AMD store

All the AMD chips are limited by the write bandwidth of 2 64bit words per cycle , so the best we can achieve is 0.5c/w
As a loop takes a minimum of 2cycles we need to unroll to at least 4-way to achieve this.

With a 4-way unroll store_4way
the best we can get is
K8 is 0.75c/w and K10/K10-2  is 0.5c/w to 0.75c/w depending on stepping

There appears to be a number of issues stopping us getting to 0.5c/w
The code is 25 bytes long which because it contains a 16byte boundary it requires an extra cycle (K8 only) so we get to 3/4=0.75c/w this matches what we can measure , however by using movaps and the xmm registers the code size can be brought down to <=16 bytes , but the code then runs at 1.0c/w . I thik the real reason is processor bugs , as some K10's are faster than others and the only change is the stepping.
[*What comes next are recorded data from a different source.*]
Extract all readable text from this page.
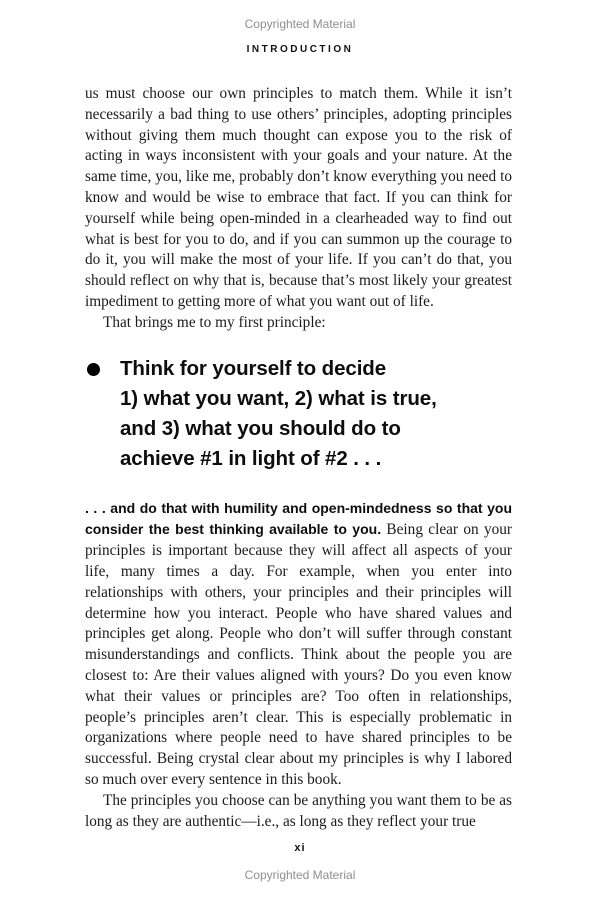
Copyrighted Material
INTRODUCTION

us must choose our own principles to match them. While it isn’t necessarily a bad thing to use others’ principles, adopting principles without giving them much thought can expose you to the risk of acting in ways inconsistent with your goals and your nature. At the same time, you, like me, probably don’t know everything you need to know and would be wise to embrace that fact. If you can think for yourself while being open-minded in a clearheaded way to find out what is best for you to do, and if you can summon up the courage to do it, you will make the most of your life. If you can’t do that, you should reflect on why that is, because that’s most likely your greatest impediment to getting more of what you want out of life.

That brings me to my first principle:

Think for yourself to decide
1) what you want, 2) what is true,
and 3) what you should do to
achieve #1 in light of #2 . . .

. . . and do that with humility and open-mindedness so that you consider the best thinking available to you. Being clear on your principles is important because they will affect all aspects of your life, many times a day. For example, when you enter into relationships with others, your principles and their principles will determine how you interact. People who have shared values and principles get along. People who don’t will suffer through constant misunderstandings and conflicts. Think about the people you are closest to: Are their values aligned with yours? Do you even know what their values or principles are? Too often in relationships, people’s principles aren’t clear. This is especially problematic in organizations where people need to have shared principles to be successful. Being crystal clear about my principles is why I labored so much over every sentence in this book.

The principles you choose can be anything you want them to be as long as they are authentic—i.e., as long as they reflect your true

xi
Copyrighted Material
Unrolling to 8-way gets us down to 0.5625c/w on the K8 and 0.5c/w on the K10/K10-2 as the loop takes 4cycle then 5 cycles then 4 cycles then 5cycles , due to a mismatch in scheduling. To correct this mismatch we need to insert two extra macro-ops , to make sure each loop starts in the same state.

store_8way_lea The lea version seams to slower on some chips.
Although the speed seems to of been lost with the computed goto???